I stared at her. I looked straight into her eyes, woman to woman. She looked down at the papers on her desk.
With that I got up and left the room. The moment I heard the door close behind me, I put my hand out to steady myself against the wall. My legs were shaking. My head felt light.
There was a bathroom just to the left of the surgery, away from the waiting room. I stumbled in, and locked the door behind me. There was a sign on the wall that read, ‘Call, Don’t Fall’. And what did I do? I fell apart.
I wept until there was nothing left in me. Everything was going through my head, and nothing.
Eventually, when I had no more tears to shed, I splashed my face with water and tried to gather myself. I couldn’t let Amelia see me like this. I tried as hard as I could to seem normal. I put on my best face and went back to the reception area. But the moment Mam saw me, she knew. Mammies always know.
She looked at me, over Amelia’s head. “Everything alright?” she asked.
I shook my head.
When I woke the next morning the dawn was just breaking. The light coming through the window had new meaning for me now. My days were numbered. How many more mornings would I experience?
I made a decision there and then that I would do anything I could to stay alive. Even if it took every last bit of me. I knew if I went back on chemo, I wouldn’t be able to handle it.
There had to be another way. At my next appointment, I insisted on a biopsy. I wanted to know exactly what I was dealing with, so that I could make the right decision for me.
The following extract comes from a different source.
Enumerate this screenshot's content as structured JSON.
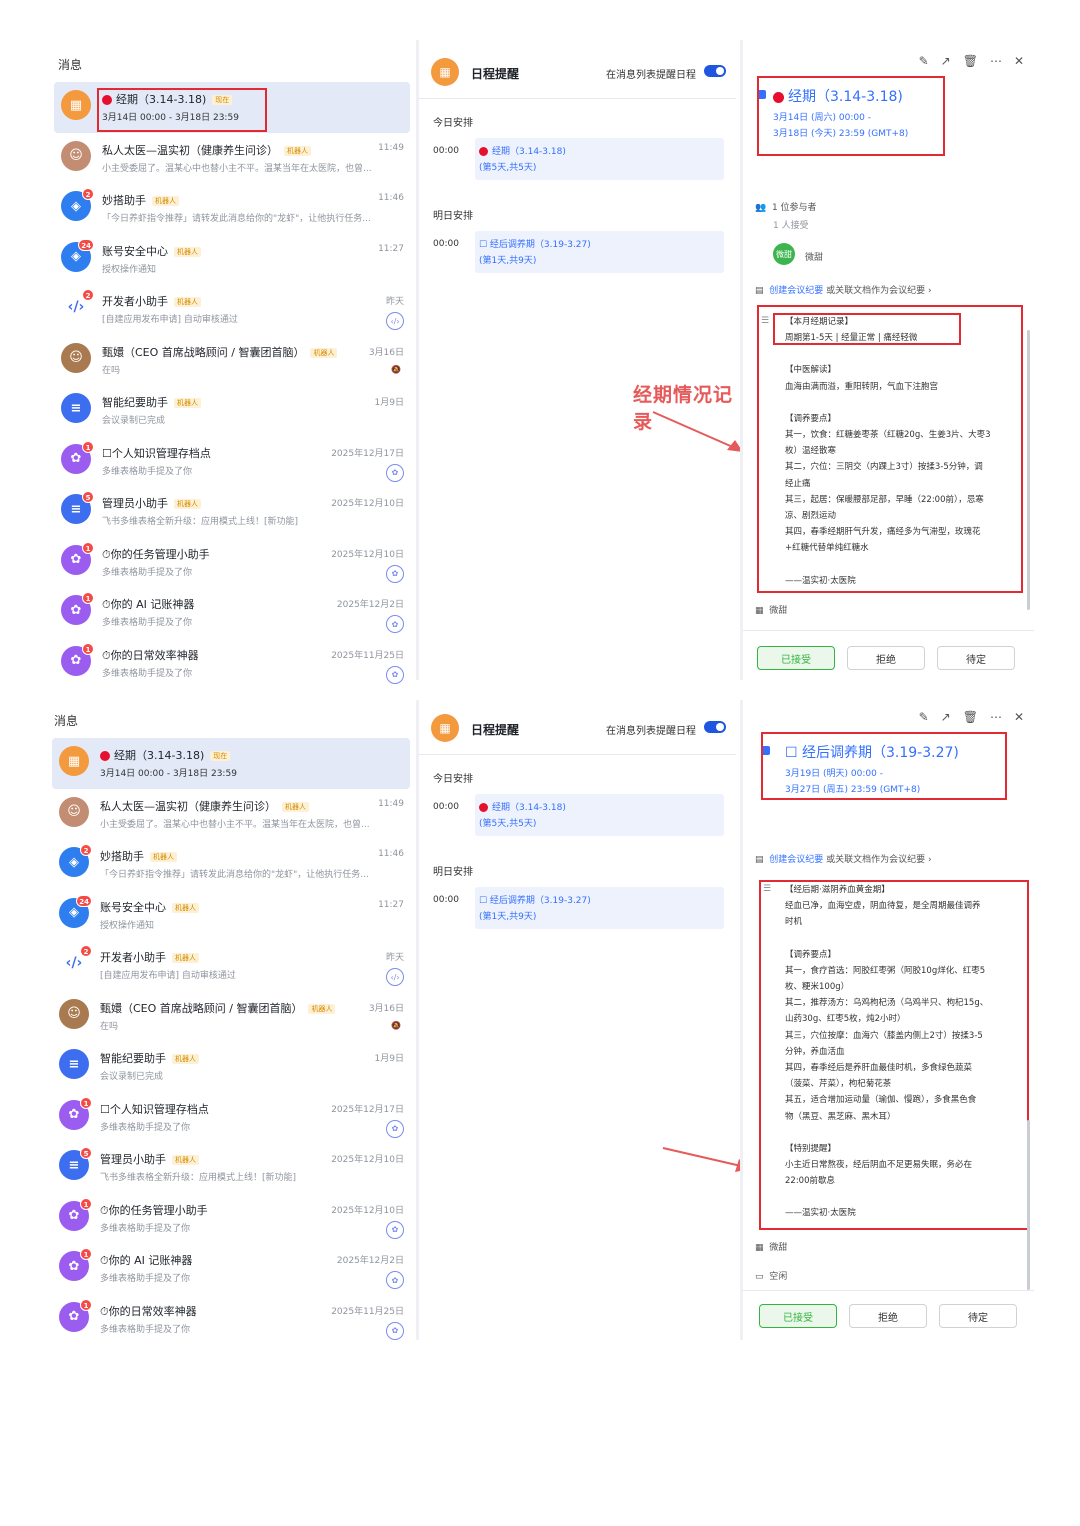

I was tired of blindly following their ‘treatment’ plans.
My appointment for the biopsy was one week later, 19 January. Mam insisted on coming with me. I was glad she was there. We arrived in the hospital for 8.30 in the morning and checked in at admissions.
“Take a seat,” said the woman behind the desk. Once I had been admitted, we were sent up to a ward. There was a shortage of beds, so they directed me to a treatment room to wait until a bed became available.
Hours went by, as we sat there, waiting for my name to be called. The nurse came and asked me to step on to the weighing scales. She scribbled some notes on my file and placed it on the desk beside me. When she left the room I looked over at the file.
I wondered what was inside it. Thoughts of the conversation with my gynaecologist were going through my mind. I needed to know if there was anything about the audit in my file.
Now that I knew my cancer was back, I wanted to know more about what had happened. Once I started treatment again, I wouldn’t have the energy to do anything about it. I picked up the file and started skimming through the pages, all the records of the various medications and scans. And then something caught my eye.
The hairs on the back of my neck stood up. It was a report that seemed to be about the audit. Mam knew straight away by my expression.
“What’s wrong?” she said. “Something’s not right here.”
I noticed at the very bottom of the page, in tiny print it said ‘page 2 of 2’.
“There’s a page missing,” I said.
“What are you talking about? It’s probably just a cover page,” said Mam.
I knew something wasn’t right. I took out my phone and started taking photos of the document and anything else on my file relating to my smear history and CervicalCheck.
The nurse was coming back. I quickly put the file back on the table. It was time to go for the biopsy. The nurse asked me if I was ready.
A bit rattled, I said, “Yes,” and she led the way. Walking through the hospital, I felt a sense of unease, like I couldn’t trust the system.
I kept replaying the conversation about the audit. What had they known that they hadn’t told me?